Use tfrmaker, a TFRecord utility package. You can install the package with pip:
pip install tfrmaker
Then you could create tfrecords like this:
from tfrmaker import images
# mapping label names with integer encoding.
LABELS = {"bishop": 0, "knight": 1, "pawn": 2, "queen": 3, "rook": 4}
# specifiying data and output directories.
DATA_DIR = "datasets/chess/"
OUTPUT_DIR = "tfrecords/chess/"
# create tfrecords from the images present in the given data directory.
info = images.create(DATA_DIR, LABELS, OUTPUT_DIR)

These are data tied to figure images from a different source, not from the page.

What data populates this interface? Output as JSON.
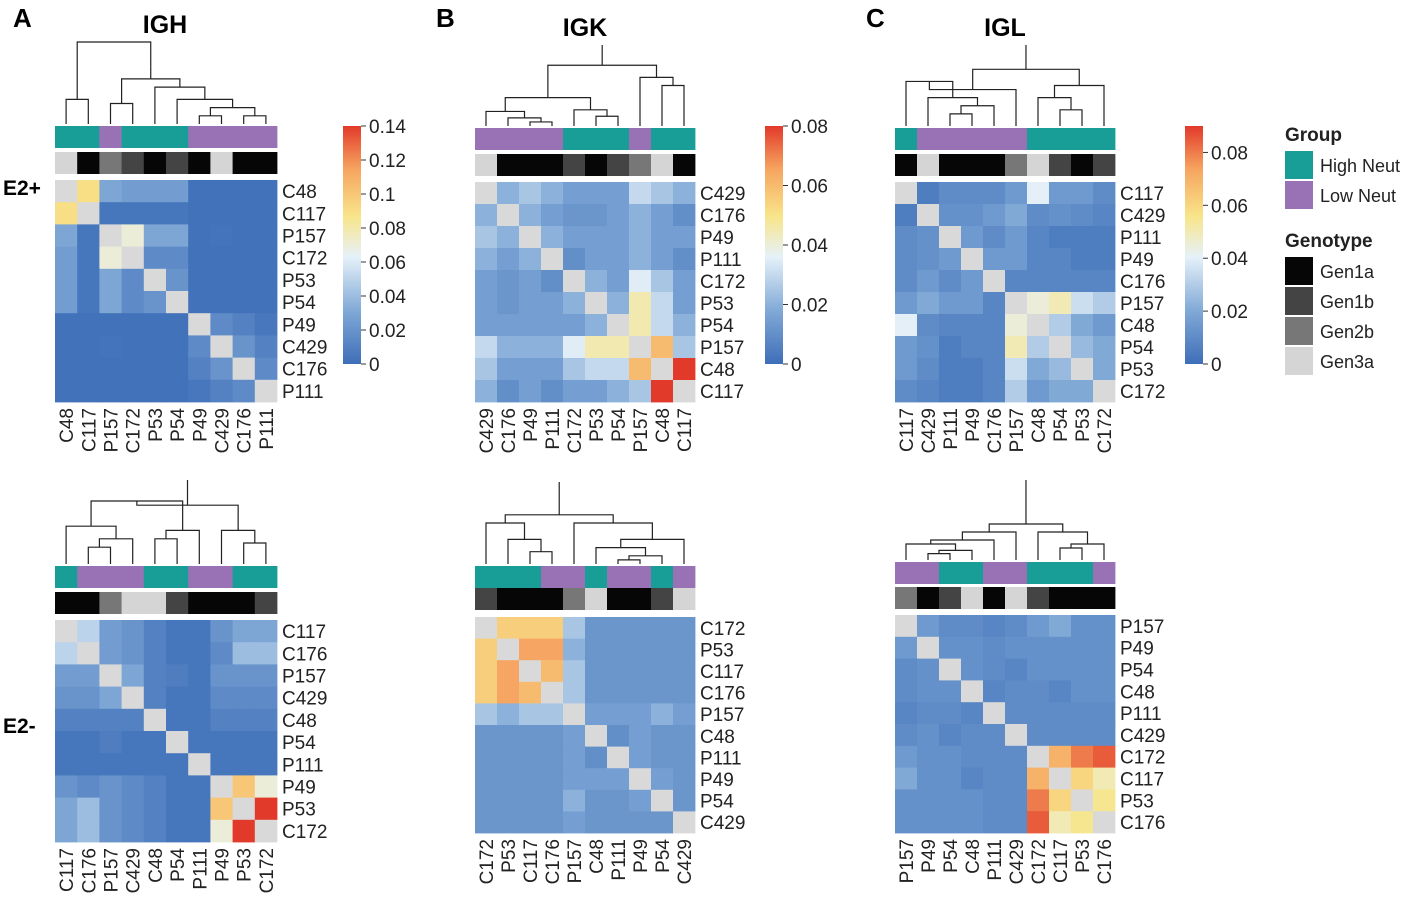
{
  "colors": {
    "high_neut": "#189E96",
    "low_neut": "#9972B6",
    "Gen1a": "#060606",
    "Gen1b": "#444444",
    "Gen2b": "#777777",
    "Gen3a": "#D5D5D5",
    "diagonal": "#D9D9D9",
    "scale": [
      "#3E6EB8",
      "#7FA8D6",
      "#E6F1F9",
      "#F8E58A",
      "#F6A460",
      "#E23A2A"
    ]
  },
  "legend": {
    "group_title": "Group",
    "group_items": [
      {
        "label": "High Neut",
        "key": "H"
      },
      {
        "label": "Low Neut",
        "key": "L"
      }
    ],
    "genotype_title": "Genotype",
    "genotype_items": [
      {
        "label": "Gen1a",
        "key": "Gen1a"
      },
      {
        "label": "Gen1b",
        "key": "Gen1b"
      },
      {
        "label": "Gen2b",
        "key": "Gen2b"
      },
      {
        "label": "Gen3a",
        "key": "Gen3a"
      }
    ]
  },
  "row_labels": [
    "E2+",
    "E2-"
  ],
  "chart_data": [
    {
      "type": "heatmap",
      "panel_letter": "A",
      "title": "IGH",
      "condition": "E2+",
      "colorbar": {
        "min": 0,
        "max": 0.14,
        "ticks": [
          "0.14",
          "0.12",
          "0.1",
          "0.08",
          "0.06",
          "0.04",
          "0.02",
          "0"
        ]
      },
      "labels": [
        "C48",
        "C117",
        "P157",
        "C172",
        "P53",
        "P54",
        "P49",
        "C429",
        "C176",
        "P111"
      ],
      "groups": [
        "H",
        "H",
        "L",
        "H",
        "H",
        "H",
        "L",
        "L",
        "L",
        "L"
      ],
      "genotypes": [
        "Gen3a",
        "Gen1a",
        "Gen2b",
        "Gen1b",
        "Gen1a",
        "Gen1b",
        "Gen1a",
        "Gen3a",
        "Gen1a",
        "Gen1a"
      ],
      "values": [
        [
          0,
          0.09,
          0.03,
          0.025,
          0.025,
          0.025,
          0.002,
          0.002,
          0.002,
          0.002
        ],
        [
          0.09,
          0,
          0.004,
          0.004,
          0.004,
          0.004,
          0.002,
          0.002,
          0.002,
          0.002
        ],
        [
          0.03,
          0.004,
          0,
          0.07,
          0.03,
          0.03,
          0.002,
          0.003,
          0.002,
          0.002
        ],
        [
          0.025,
          0.004,
          0.07,
          0,
          0.015,
          0.015,
          0.002,
          0.002,
          0.002,
          0.002
        ],
        [
          0.025,
          0.004,
          0.03,
          0.015,
          0,
          0.02,
          0.002,
          0.002,
          0.002,
          0.002
        ],
        [
          0.025,
          0.004,
          0.03,
          0.015,
          0.02,
          0,
          0.002,
          0.002,
          0.002,
          0.002
        ],
        [
          0.002,
          0.002,
          0.002,
          0.002,
          0.002,
          0.002,
          0,
          0.015,
          0.01,
          0.005
        ],
        [
          0.002,
          0.002,
          0.003,
          0.002,
          0.002,
          0.002,
          0.015,
          0,
          0.02,
          0.01
        ],
        [
          0.002,
          0.002,
          0.002,
          0.002,
          0.002,
          0.002,
          0.01,
          0.02,
          0,
          0.015
        ],
        [
          0.002,
          0.002,
          0.002,
          0.002,
          0.002,
          0.002,
          0.005,
          0.01,
          0.015,
          0
        ]
      ]
    },
    {
      "type": "heatmap",
      "panel_letter": "B",
      "title": "IGK",
      "condition": "E2+",
      "colorbar": {
        "min": 0,
        "max": 0.08,
        "ticks": [
          "0.08",
          "0.06",
          "0.04",
          "0.02",
          "0"
        ]
      },
      "labels": [
        "C429",
        "C176",
        "P49",
        "P111",
        "C172",
        "P53",
        "P54",
        "P157",
        "C48",
        "C117"
      ],
      "groups": [
        "L",
        "L",
        "L",
        "L",
        "H",
        "H",
        "H",
        "L",
        "H",
        "H"
      ],
      "genotypes": [
        "Gen3a",
        "Gen1a",
        "Gen1a",
        "Gen1a",
        "Gen1b",
        "Gen1a",
        "Gen1b",
        "Gen2b",
        "Gen3a",
        "Gen1a"
      ],
      "values": [
        [
          0,
          0.02,
          0.025,
          0.02,
          0.015,
          0.015,
          0.015,
          0.03,
          0.025,
          0.02
        ],
        [
          0.02,
          0,
          0.02,
          0.015,
          0.012,
          0.012,
          0.015,
          0.02,
          0.015,
          0.01
        ],
        [
          0.025,
          0.02,
          0,
          0.02,
          0.015,
          0.015,
          0.015,
          0.02,
          0.015,
          0.015
        ],
        [
          0.02,
          0.015,
          0.02,
          0,
          0.01,
          0.015,
          0.015,
          0.02,
          0.015,
          0.01
        ],
        [
          0.015,
          0.012,
          0.015,
          0.01,
          0,
          0.02,
          0.015,
          0.035,
          0.025,
          0.015
        ],
        [
          0.015,
          0.012,
          0.015,
          0.015,
          0.02,
          0,
          0.02,
          0.045,
          0.03,
          0.015
        ],
        [
          0.015,
          0.015,
          0.015,
          0.015,
          0.015,
          0.02,
          0,
          0.045,
          0.03,
          0.02
        ],
        [
          0.03,
          0.02,
          0.02,
          0.02,
          0.035,
          0.045,
          0.045,
          0,
          0.06,
          0.025
        ],
        [
          0.025,
          0.015,
          0.015,
          0.015,
          0.025,
          0.03,
          0.03,
          0.06,
          0,
          0.08
        ],
        [
          0.02,
          0.01,
          0.015,
          0.01,
          0.015,
          0.015,
          0.02,
          0.025,
          0.08,
          0
        ]
      ]
    },
    {
      "type": "heatmap",
      "panel_letter": "C",
      "title": "IGL",
      "condition": "E2+",
      "colorbar": {
        "min": 0,
        "max": 0.09,
        "ticks": [
          "0.08",
          "0.06",
          "0.04",
          "0.02",
          "0"
        ]
      },
      "labels": [
        "C117",
        "C429",
        "P111",
        "P49",
        "C176",
        "P157",
        "C48",
        "P54",
        "P53",
        "C172"
      ],
      "groups": [
        "H",
        "L",
        "L",
        "L",
        "L",
        "L",
        "H",
        "H",
        "H",
        "H"
      ],
      "genotypes": [
        "Gen1a",
        "Gen3a",
        "Gen1a",
        "Gen1a",
        "Gen1a",
        "Gen2b",
        "Gen3a",
        "Gen1b",
        "Gen1a",
        "Gen1b"
      ],
      "values": [
        [
          0,
          0.005,
          0.01,
          0.01,
          0.01,
          0.015,
          0.04,
          0.015,
          0.015,
          0.01
        ],
        [
          0.005,
          0,
          0.012,
          0.012,
          0.015,
          0.02,
          0.01,
          0.012,
          0.01,
          0.008
        ],
        [
          0.01,
          0.012,
          0,
          0.015,
          0.01,
          0.015,
          0.008,
          0.005,
          0.005,
          0.005
        ],
        [
          0.01,
          0.012,
          0.015,
          0,
          0.015,
          0.015,
          0.008,
          0.008,
          0.005,
          0.005
        ],
        [
          0.01,
          0.015,
          0.01,
          0.015,
          0,
          0.008,
          0.008,
          0.008,
          0.008,
          0.008
        ],
        [
          0.015,
          0.02,
          0.015,
          0.015,
          0.008,
          0,
          0.045,
          0.05,
          0.035,
          0.03
        ],
        [
          0.04,
          0.01,
          0.008,
          0.008,
          0.008,
          0.045,
          0,
          0.03,
          0.02,
          0.015
        ],
        [
          0.015,
          0.012,
          0.005,
          0.008,
          0.008,
          0.05,
          0.03,
          0,
          0.025,
          0.02
        ],
        [
          0.015,
          0.01,
          0.005,
          0.005,
          0.008,
          0.035,
          0.02,
          0.025,
          0,
          0.02
        ],
        [
          0.01,
          0.008,
          0.005,
          0.005,
          0.008,
          0.03,
          0.015,
          0.02,
          0.02,
          0
        ]
      ]
    },
    {
      "type": "heatmap",
      "panel_letter": "",
      "title": "IGH",
      "condition": "E2-",
      "colorbar": {
        "min": 0,
        "max": 0.14
      },
      "labels": [
        "C117",
        "C176",
        "P157",
        "C429",
        "C48",
        "P54",
        "P111",
        "P49",
        "P53",
        "C172"
      ],
      "groups": [
        "H",
        "L",
        "L",
        "L",
        "H",
        "H",
        "L",
        "L",
        "H",
        "H"
      ],
      "genotypes": [
        "Gen1a",
        "Gen1a",
        "Gen2b",
        "Gen3a",
        "Gen3a",
        "Gen1b",
        "Gen1a",
        "Gen1a",
        "Gen1a",
        "Gen1b"
      ],
      "values": [
        [
          0,
          0.05,
          0.025,
          0.02,
          0.01,
          0.004,
          0.004,
          0.02,
          0.03,
          0.03
        ],
        [
          0.05,
          0,
          0.025,
          0.02,
          0.01,
          0.004,
          0.004,
          0.015,
          0.04,
          0.04
        ],
        [
          0.025,
          0.025,
          0,
          0.03,
          0.01,
          0.008,
          0.004,
          0.02,
          0.02,
          0.02
        ],
        [
          0.02,
          0.02,
          0.03,
          0,
          0.01,
          0.004,
          0.004,
          0.015,
          0.015,
          0.015
        ],
        [
          0.01,
          0.01,
          0.01,
          0.01,
          0,
          0.004,
          0.004,
          0.01,
          0.01,
          0.01
        ],
        [
          0.004,
          0.004,
          0.008,
          0.004,
          0.004,
          0,
          0.004,
          0.004,
          0.004,
          0.004
        ],
        [
          0.004,
          0.004,
          0.004,
          0.004,
          0.004,
          0.004,
          0,
          0.004,
          0.004,
          0.004
        ],
        [
          0.02,
          0.015,
          0.02,
          0.015,
          0.01,
          0.004,
          0.004,
          0,
          0.1,
          0.07
        ],
        [
          0.03,
          0.04,
          0.02,
          0.015,
          0.01,
          0.004,
          0.004,
          0.1,
          0,
          0.14
        ],
        [
          0.03,
          0.04,
          0.02,
          0.015,
          0.01,
          0.004,
          0.004,
          0.07,
          0.14,
          0
        ]
      ]
    },
    {
      "type": "heatmap",
      "panel_letter": "",
      "title": "IGK",
      "condition": "E2-",
      "colorbar": {
        "min": 0,
        "max": 0.08
      },
      "labels": [
        "C172",
        "P53",
        "C117",
        "C176",
        "P157",
        "C48",
        "P111",
        "P49",
        "P54",
        "C429"
      ],
      "groups": [
        "H",
        "H",
        "H",
        "L",
        "L",
        "H",
        "L",
        "L",
        "H",
        "L"
      ],
      "genotypes": [
        "Gen1b",
        "Gen1a",
        "Gen1a",
        "Gen1a",
        "Gen2b",
        "Gen3a",
        "Gen1a",
        "Gen1a",
        "Gen1b",
        "Gen3a"
      ],
      "values": [
        [
          0,
          0.055,
          0.055,
          0.055,
          0.025,
          0.012,
          0.012,
          0.012,
          0.012,
          0.012
        ],
        [
          0.055,
          0,
          0.065,
          0.065,
          0.02,
          0.012,
          0.012,
          0.012,
          0.012,
          0.012
        ],
        [
          0.055,
          0.065,
          0,
          0.06,
          0.025,
          0.012,
          0.012,
          0.012,
          0.012,
          0.012
        ],
        [
          0.055,
          0.065,
          0.06,
          0,
          0.025,
          0.012,
          0.012,
          0.012,
          0.012,
          0.012
        ],
        [
          0.025,
          0.02,
          0.025,
          0.025,
          0,
          0.015,
          0.015,
          0.015,
          0.02,
          0.015
        ],
        [
          0.012,
          0.012,
          0.012,
          0.012,
          0.015,
          0,
          0.01,
          0.015,
          0.012,
          0.012
        ],
        [
          0.012,
          0.012,
          0.012,
          0.012,
          0.015,
          0.01,
          0,
          0.015,
          0.012,
          0.012
        ],
        [
          0.012,
          0.012,
          0.012,
          0.012,
          0.015,
          0.015,
          0.015,
          0,
          0.015,
          0.012
        ],
        [
          0.012,
          0.012,
          0.012,
          0.012,
          0.02,
          0.012,
          0.012,
          0.015,
          0,
          0.012
        ],
        [
          0.012,
          0.012,
          0.012,
          0.012,
          0.015,
          0.012,
          0.012,
          0.012,
          0.012,
          0
        ]
      ]
    },
    {
      "type": "heatmap",
      "panel_letter": "",
      "title": "IGL",
      "condition": "E2-",
      "colorbar": {
        "min": 0,
        "max": 0.09
      },
      "labels": [
        "P157",
        "P49",
        "P54",
        "C48",
        "P111",
        "C429",
        "C172",
        "C117",
        "P53",
        "C176"
      ],
      "groups": [
        "L",
        "L",
        "H",
        "H",
        "L",
        "L",
        "H",
        "H",
        "H",
        "L"
      ],
      "genotypes": [
        "Gen2b",
        "Gen1a",
        "Gen1b",
        "Gen3a",
        "Gen1a",
        "Gen3a",
        "Gen1b",
        "Gen1a",
        "Gen1a",
        "Gen1a"
      ],
      "values": [
        [
          0,
          0.015,
          0.01,
          0.01,
          0.008,
          0.01,
          0.015,
          0.02,
          0.012,
          0.012
        ],
        [
          0.015,
          0,
          0.012,
          0.012,
          0.01,
          0.012,
          0.012,
          0.012,
          0.012,
          0.012
        ],
        [
          0.01,
          0.012,
          0,
          0.012,
          0.01,
          0.008,
          0.012,
          0.012,
          0.012,
          0.012
        ],
        [
          0.01,
          0.012,
          0.012,
          0,
          0.008,
          0.01,
          0.01,
          0.008,
          0.012,
          0.012
        ],
        [
          0.008,
          0.01,
          0.01,
          0.008,
          0,
          0.01,
          0.01,
          0.01,
          0.01,
          0.01
        ],
        [
          0.01,
          0.012,
          0.008,
          0.01,
          0.01,
          0,
          0.01,
          0.01,
          0.01,
          0.01
        ],
        [
          0.015,
          0.012,
          0.012,
          0.01,
          0.01,
          0.01,
          0,
          0.07,
          0.08,
          0.085
        ],
        [
          0.02,
          0.012,
          0.012,
          0.008,
          0.01,
          0.01,
          0.07,
          0,
          0.06,
          0.05
        ],
        [
          0.012,
          0.012,
          0.012,
          0.012,
          0.01,
          0.01,
          0.08,
          0.06,
          0,
          0.055
        ],
        [
          0.012,
          0.012,
          0.012,
          0.012,
          0.01,
          0.01,
          0.085,
          0.05,
          0.055,
          0
        ]
      ]
    }
  ]
}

# info contains a list of information (path: releative path, size: no of images in the tfrecord) about created tfrecords
print(info)
The package also has some cool features like:
dynamic resizing
splitting tfrecords into optimal shards
spliting training, validation, testing of tfrecords
count no of images in tfrecords
asynchronous tfrecord creation
NOTE: This package currently supports image datasets that are organised as directories with class names as sub directory names.